I love discovering dishes that have close similarities to a Filipino food item, these dishes that have nearly the same ingredients but prepared in a different way. It always makes me think why it was done differently and how would that slight variation affect the taste of the final dish.
In South East Asia it’s a common phenomenon specially dishes in Singapore, Thailand, Malaysia, Indonesia and the Philippines. Some good examples of these dishes are Assam Pedas Ikan which is nearly similar to the Sinigang na Isda, Cincau to Sago Gulaman, Kuih Kodok to Maruya and this post called Cucur Udang which is similar to Ukoy.
Cucur Udang like ukoy is a shrimp fritter mixed with other ingredients, the difference is that the Filipinos use squash and the Malaysians use corn and chillies. Another difference is the sauce served together with this fritters, usually in the Philippines we use vinegar as its dip while in Malaysia they use sweet chilli sauce and sometimes peanut sauce. I tried this several times when I was in Malaysia and I love its texture, similar to Ukoy its crispy outside but soft and moist inside. The different textures and flavour you get from corn, onions and chillies adds to the character of the whole dish, best served fresh and consumed on its own. If you love ukoy or any savoury fritter then I don’t find any reason why you would not like this Malaysian treat.
1/2 cup corn kernels
200g shrimps, shelled
1 cup bean sprouts
1 stalk spring onions, chopped
1 red chili, thinly sliced
1 tbsp chopped chives
1 1/2 cups flour
1/2 tsp baking powder
1 cup water
1 tsp chili paste
freshly ground black pepper
Sweet chilli sauce
1. In a mixing bowl combine flour, baking powder, chili paste, salt & water. Mix well until smooth.
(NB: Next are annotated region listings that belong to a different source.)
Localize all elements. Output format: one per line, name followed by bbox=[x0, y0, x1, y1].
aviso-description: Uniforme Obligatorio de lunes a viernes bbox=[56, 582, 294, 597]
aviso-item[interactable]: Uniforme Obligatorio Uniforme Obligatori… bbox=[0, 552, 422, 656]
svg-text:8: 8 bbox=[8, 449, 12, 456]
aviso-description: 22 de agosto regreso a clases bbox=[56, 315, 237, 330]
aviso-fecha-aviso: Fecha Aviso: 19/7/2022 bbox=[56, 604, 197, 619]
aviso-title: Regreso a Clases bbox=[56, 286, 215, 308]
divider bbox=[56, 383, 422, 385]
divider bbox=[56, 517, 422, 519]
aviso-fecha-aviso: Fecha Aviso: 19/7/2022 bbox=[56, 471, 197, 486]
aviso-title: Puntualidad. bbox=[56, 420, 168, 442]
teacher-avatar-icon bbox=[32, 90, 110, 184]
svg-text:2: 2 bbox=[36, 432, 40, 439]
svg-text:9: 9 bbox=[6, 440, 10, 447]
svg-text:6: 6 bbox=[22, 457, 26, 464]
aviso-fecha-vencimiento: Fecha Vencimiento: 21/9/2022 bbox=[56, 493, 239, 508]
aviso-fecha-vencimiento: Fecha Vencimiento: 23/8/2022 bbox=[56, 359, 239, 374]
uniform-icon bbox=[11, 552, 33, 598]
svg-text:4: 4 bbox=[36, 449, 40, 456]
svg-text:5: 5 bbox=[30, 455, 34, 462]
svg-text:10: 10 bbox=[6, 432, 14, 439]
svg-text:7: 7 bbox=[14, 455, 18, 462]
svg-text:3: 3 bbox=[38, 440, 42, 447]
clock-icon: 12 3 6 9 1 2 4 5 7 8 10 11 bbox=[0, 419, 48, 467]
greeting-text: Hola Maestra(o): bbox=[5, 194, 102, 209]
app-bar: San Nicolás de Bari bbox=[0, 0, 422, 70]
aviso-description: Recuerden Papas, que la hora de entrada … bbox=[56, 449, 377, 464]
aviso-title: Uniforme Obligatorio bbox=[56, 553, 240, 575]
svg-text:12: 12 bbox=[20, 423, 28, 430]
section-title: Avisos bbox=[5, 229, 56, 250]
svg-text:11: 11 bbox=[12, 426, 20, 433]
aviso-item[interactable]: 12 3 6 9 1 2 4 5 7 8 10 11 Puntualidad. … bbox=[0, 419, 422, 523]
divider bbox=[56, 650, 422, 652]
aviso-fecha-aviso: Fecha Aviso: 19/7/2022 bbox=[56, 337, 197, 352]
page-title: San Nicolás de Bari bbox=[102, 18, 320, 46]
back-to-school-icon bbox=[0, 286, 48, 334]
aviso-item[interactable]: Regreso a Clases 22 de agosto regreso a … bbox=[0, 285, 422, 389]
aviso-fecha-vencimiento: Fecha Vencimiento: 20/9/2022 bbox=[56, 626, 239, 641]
2. Add the corn, prawns, bean sprouts, spring onions, chives, chillies and freshly ground black pepper.
3. In a large wok add oil enough for deep frying, then when oil is hot, scoop out a spoonful of the batter then drop in oil. Fry until golden brown.
4. Place in a paper towel lined plate to remove excess oil then serve with sweet chilli sauce or satay sauce.